今になっていう事じゃないですけど、これ大丈夫ですかね?まず僕武器持ってないじゃないですか、相手ナイフですよ。殺傷能力に自信アリですよ。
「さあ、始めようか。」
そんなこと考えている暇はなさそうです。
どちらも距離を詰めにかかります。僕としては詰めきってナイフを使いづらい状態にしたいのですが、それには至らない距離で攻撃のアクションを起こしてきます。しょうがない、作戦Bに移行します。
その攻撃をしゃがみながら回避し、足に回し蹴りを入れに行きます。が、それも跳んで回避され、そのまま頭に蹴りを食らい、壁にぶち当たりました。
息が苦しい、衝撃で呼吸が一時的にできない状態になっているようです。そんな中火星人は。
「死ね」といいながらナイフを投げてきました。避けなきゃ とわかっているんですが、動きが鈍く急所は外れましたが左腕に突き刺さりました。
力を入れることができないので、この戦闘中はもう使えないでしょう。
ですが悪いことだけではありません。僕も一つ武器を手に入れたのですから。利き腕は右ですし。
呼吸も安定してきた。さあこっちのターンです。
起き上がり、ナイフを右手で抜き構えます。ここからは、血の事も考えて戦わなければならなくなりましたが、まあいいでしょう。

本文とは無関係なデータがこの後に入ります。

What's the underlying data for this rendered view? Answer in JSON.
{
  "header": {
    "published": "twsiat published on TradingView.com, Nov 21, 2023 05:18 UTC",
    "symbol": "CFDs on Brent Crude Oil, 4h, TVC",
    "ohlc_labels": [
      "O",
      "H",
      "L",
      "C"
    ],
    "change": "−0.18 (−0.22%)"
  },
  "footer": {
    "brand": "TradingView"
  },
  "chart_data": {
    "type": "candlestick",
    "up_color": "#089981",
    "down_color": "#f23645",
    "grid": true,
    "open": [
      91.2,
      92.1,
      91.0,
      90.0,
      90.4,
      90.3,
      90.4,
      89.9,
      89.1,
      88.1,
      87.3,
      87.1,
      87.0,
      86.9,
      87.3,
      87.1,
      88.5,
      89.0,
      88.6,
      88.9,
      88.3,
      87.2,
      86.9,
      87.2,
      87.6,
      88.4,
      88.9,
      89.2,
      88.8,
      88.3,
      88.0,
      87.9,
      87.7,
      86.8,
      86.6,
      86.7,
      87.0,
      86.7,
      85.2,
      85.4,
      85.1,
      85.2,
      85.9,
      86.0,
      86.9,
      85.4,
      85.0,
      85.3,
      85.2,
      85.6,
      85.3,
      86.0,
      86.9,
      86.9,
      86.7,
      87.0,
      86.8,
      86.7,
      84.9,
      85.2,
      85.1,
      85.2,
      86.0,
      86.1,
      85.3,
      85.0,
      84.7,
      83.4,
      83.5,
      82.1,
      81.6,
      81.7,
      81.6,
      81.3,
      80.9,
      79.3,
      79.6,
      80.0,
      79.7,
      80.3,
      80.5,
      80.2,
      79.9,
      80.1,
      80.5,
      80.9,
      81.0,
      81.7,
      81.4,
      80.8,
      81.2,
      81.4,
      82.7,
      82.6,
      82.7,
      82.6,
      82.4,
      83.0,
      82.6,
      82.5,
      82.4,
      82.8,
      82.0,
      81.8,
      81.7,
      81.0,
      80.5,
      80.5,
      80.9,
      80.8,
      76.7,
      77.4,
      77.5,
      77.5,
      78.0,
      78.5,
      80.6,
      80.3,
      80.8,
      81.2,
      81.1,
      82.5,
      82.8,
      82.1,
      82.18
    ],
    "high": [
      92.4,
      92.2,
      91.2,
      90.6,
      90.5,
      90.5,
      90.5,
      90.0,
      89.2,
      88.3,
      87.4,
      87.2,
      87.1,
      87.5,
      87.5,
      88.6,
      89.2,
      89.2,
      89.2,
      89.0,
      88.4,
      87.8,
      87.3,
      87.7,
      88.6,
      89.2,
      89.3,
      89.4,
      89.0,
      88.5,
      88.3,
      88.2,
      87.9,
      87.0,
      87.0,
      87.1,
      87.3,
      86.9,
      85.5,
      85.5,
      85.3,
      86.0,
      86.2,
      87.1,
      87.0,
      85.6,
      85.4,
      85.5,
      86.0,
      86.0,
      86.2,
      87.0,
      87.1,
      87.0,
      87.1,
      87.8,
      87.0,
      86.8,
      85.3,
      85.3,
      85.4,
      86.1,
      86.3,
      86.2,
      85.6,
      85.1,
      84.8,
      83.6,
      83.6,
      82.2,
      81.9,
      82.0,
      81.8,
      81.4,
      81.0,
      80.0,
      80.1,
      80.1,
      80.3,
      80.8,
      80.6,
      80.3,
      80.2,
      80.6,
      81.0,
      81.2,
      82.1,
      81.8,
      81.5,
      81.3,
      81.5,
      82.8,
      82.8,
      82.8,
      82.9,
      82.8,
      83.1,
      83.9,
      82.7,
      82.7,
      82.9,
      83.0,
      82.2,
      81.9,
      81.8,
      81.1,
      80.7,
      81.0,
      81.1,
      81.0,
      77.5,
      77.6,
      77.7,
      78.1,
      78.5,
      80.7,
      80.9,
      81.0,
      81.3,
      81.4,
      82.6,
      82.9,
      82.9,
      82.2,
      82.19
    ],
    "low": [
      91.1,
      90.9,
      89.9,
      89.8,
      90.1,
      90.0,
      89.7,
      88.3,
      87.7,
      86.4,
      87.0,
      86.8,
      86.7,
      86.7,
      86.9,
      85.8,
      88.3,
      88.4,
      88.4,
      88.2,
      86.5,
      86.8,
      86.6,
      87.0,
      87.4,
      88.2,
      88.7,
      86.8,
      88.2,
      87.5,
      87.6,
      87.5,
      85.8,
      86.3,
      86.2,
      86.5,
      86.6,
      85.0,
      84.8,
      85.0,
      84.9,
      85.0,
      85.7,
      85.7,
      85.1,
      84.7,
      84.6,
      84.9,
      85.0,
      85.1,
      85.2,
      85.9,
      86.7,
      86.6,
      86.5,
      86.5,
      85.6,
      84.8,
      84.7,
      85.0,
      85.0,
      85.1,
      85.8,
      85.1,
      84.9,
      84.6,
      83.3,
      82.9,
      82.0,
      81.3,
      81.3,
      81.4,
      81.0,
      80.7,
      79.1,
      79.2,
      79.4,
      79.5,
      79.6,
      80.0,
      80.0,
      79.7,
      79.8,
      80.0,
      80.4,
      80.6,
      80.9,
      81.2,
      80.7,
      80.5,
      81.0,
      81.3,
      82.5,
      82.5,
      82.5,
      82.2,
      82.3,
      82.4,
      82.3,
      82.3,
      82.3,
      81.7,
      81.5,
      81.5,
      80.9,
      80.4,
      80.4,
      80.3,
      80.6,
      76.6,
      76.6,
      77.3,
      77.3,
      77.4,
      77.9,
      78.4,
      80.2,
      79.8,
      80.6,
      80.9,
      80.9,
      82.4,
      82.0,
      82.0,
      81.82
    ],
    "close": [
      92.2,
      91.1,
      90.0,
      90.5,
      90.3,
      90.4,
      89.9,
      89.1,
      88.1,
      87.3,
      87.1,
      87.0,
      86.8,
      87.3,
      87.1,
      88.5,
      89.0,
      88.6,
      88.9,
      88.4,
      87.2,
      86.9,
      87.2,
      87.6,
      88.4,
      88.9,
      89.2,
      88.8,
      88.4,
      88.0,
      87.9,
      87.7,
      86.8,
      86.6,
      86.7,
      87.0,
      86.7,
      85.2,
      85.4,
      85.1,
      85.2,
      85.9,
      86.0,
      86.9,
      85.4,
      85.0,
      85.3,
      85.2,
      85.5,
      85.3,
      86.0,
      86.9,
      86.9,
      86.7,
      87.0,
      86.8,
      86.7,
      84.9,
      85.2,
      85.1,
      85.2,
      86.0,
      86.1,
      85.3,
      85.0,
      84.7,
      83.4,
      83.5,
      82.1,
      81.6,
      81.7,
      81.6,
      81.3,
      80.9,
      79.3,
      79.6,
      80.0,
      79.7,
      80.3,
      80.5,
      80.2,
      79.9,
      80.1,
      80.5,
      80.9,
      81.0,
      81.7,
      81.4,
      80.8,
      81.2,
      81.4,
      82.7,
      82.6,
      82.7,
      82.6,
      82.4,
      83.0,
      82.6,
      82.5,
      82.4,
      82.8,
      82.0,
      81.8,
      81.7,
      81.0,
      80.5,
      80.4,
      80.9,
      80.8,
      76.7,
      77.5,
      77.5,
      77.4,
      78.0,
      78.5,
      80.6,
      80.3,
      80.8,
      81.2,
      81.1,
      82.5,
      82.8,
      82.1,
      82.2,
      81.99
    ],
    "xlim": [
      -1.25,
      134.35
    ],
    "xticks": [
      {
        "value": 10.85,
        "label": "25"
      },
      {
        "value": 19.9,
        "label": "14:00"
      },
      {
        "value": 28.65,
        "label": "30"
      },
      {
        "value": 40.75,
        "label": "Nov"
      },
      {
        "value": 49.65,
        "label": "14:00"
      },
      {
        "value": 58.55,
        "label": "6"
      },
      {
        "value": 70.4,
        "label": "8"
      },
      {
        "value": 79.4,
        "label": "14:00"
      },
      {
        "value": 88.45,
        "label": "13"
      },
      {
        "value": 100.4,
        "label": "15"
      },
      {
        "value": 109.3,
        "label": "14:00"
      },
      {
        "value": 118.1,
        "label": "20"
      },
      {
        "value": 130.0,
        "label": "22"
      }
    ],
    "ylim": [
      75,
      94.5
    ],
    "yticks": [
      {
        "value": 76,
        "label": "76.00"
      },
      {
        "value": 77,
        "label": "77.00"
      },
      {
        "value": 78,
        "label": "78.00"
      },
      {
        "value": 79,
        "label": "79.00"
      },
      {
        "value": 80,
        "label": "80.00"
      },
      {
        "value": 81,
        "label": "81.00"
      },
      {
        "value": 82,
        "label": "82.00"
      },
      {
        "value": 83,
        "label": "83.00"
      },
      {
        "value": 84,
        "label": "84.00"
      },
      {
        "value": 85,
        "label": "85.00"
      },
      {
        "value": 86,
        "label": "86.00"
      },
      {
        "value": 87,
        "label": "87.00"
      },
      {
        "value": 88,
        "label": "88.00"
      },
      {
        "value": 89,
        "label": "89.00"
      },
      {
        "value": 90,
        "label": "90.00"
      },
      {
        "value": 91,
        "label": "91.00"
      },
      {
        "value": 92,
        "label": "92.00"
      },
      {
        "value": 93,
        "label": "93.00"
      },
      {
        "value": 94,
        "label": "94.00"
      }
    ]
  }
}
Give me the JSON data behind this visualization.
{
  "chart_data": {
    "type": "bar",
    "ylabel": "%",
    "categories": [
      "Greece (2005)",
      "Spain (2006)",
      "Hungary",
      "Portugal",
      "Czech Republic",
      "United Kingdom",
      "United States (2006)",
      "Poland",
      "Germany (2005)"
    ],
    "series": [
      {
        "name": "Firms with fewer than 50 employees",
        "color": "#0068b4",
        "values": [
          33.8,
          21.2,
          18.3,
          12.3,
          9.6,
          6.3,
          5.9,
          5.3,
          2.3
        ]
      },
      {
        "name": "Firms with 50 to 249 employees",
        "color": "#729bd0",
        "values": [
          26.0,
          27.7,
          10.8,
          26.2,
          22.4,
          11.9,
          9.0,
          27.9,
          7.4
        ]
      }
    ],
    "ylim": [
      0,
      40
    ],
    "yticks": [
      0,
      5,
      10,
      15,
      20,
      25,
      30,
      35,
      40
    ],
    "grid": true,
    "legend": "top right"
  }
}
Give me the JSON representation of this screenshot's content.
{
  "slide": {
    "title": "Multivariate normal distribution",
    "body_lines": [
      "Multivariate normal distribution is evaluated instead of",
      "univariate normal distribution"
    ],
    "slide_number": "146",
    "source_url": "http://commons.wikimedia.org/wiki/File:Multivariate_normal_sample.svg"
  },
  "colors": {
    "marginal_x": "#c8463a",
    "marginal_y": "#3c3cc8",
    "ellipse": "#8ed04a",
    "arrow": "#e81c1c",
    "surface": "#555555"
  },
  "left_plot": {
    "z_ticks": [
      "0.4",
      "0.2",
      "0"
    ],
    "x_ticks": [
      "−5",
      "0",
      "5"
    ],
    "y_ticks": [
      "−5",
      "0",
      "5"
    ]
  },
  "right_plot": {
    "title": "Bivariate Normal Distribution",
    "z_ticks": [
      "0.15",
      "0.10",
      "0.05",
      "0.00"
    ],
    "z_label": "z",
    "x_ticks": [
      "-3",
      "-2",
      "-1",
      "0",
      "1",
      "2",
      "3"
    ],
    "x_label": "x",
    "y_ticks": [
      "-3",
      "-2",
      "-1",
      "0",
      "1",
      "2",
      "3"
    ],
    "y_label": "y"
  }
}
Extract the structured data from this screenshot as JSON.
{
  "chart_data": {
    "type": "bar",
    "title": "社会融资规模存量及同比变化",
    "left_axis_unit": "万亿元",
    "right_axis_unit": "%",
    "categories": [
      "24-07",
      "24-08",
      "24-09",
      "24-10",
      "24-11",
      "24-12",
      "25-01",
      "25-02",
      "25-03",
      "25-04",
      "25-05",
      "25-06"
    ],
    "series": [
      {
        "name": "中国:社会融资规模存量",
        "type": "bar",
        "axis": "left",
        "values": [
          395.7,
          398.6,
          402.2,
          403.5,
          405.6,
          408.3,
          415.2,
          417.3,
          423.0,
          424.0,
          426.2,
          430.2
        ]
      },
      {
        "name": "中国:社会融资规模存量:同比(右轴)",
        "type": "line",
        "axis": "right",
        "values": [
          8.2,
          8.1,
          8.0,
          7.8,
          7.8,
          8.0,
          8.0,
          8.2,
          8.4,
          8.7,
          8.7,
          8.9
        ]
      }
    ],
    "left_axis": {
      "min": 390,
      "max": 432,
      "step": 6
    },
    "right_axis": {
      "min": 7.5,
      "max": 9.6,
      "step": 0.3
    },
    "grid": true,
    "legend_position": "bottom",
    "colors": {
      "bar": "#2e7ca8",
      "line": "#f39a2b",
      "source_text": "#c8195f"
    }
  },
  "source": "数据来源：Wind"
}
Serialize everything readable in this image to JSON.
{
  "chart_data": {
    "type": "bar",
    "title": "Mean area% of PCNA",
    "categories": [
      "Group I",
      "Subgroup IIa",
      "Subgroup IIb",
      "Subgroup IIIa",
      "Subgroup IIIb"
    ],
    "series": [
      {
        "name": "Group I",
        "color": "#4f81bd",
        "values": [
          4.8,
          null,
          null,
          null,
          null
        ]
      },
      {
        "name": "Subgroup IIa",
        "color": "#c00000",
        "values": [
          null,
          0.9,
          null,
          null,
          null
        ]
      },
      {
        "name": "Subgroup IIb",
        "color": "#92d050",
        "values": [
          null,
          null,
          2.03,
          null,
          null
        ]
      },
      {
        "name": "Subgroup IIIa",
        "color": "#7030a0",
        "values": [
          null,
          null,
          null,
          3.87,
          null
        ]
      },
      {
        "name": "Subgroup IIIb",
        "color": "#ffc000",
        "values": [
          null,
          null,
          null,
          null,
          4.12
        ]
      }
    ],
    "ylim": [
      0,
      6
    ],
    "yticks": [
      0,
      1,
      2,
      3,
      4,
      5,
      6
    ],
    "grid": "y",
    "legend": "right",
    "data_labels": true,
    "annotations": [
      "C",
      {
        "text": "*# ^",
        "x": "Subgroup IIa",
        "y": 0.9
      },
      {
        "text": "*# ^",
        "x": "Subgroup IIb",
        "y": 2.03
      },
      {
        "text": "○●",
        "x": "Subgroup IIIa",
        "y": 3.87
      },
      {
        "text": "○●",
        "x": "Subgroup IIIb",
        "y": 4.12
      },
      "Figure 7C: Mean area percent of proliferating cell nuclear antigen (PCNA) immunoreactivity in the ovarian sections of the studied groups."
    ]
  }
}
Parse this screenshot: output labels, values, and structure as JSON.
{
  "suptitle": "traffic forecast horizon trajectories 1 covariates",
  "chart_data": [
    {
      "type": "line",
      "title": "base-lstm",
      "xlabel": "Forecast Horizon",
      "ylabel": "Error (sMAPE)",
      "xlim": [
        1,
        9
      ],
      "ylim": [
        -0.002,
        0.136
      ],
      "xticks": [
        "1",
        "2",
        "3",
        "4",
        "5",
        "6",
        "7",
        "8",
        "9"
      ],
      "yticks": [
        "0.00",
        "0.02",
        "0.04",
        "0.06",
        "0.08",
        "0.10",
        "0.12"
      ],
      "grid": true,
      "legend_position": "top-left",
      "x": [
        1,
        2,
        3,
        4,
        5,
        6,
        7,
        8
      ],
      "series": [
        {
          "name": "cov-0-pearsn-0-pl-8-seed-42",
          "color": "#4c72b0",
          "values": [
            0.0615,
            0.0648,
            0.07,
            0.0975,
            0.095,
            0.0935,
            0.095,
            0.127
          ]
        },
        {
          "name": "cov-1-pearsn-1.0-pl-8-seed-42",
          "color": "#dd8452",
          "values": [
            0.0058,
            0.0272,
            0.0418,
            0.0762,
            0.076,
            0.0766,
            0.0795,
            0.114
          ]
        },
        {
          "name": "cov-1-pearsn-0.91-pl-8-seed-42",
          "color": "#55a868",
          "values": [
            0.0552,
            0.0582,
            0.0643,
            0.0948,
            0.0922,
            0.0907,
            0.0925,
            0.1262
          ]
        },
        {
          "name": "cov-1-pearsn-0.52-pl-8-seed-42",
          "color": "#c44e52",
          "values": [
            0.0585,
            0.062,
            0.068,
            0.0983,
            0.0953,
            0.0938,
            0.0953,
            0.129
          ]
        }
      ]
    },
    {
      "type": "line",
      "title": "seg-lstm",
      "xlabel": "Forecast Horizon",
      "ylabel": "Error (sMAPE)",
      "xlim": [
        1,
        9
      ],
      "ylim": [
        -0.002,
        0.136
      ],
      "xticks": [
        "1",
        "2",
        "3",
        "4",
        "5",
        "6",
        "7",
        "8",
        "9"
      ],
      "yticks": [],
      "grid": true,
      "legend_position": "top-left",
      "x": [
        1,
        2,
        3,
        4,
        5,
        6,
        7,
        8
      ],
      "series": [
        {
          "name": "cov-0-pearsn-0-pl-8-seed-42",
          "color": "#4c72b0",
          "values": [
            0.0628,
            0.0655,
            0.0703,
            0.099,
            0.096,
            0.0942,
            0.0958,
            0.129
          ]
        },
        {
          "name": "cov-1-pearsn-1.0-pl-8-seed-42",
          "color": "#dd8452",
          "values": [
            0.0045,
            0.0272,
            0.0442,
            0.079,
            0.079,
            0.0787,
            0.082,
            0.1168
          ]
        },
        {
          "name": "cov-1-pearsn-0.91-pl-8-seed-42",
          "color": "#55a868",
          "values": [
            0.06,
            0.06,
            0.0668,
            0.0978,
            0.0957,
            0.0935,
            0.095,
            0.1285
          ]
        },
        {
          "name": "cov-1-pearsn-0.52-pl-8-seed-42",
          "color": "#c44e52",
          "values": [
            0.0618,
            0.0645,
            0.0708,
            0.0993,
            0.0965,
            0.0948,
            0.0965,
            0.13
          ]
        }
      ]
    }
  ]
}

僕は火星人に向かって走っていきます。そのスピードを乗せたままできるだけコンパクトにナイフを突き出しました。 頭を狙ったその一撃は彼の顔をかすめ、空を切りました。
使ったことないにしては上々でしょう。
そのまま二歩ほど後ろに下がると、今度はあちらから距離を詰めてきました。
あっちはナイフの使い手、僕は初めて使う初心者。勝てる見込みがラッキーヒットぐらいしか見つかりません。
そんな僕に彼は攻撃しながら訊いてきました。
「なぜ他人のためにそこまでできる?命を張れるんだ?」
攻撃を避け、はじいたりしながら僕も答えます。
「自己犠牲が好きなんだよね、というか全部自己満足だよ。」
僕はシニカルに笑いました。
そんな中、立ちくらみがしてくるようになりました。血がどんどん無くなっていくのを感じますし、疲労的なものもあるでしょう。
立っていられない。そう思った時にはもうその場に膝をついていました。
首元に金属の冷たさを感じます。
「これで終わりだな。」
僕は死を覚悟したのでした。その時は。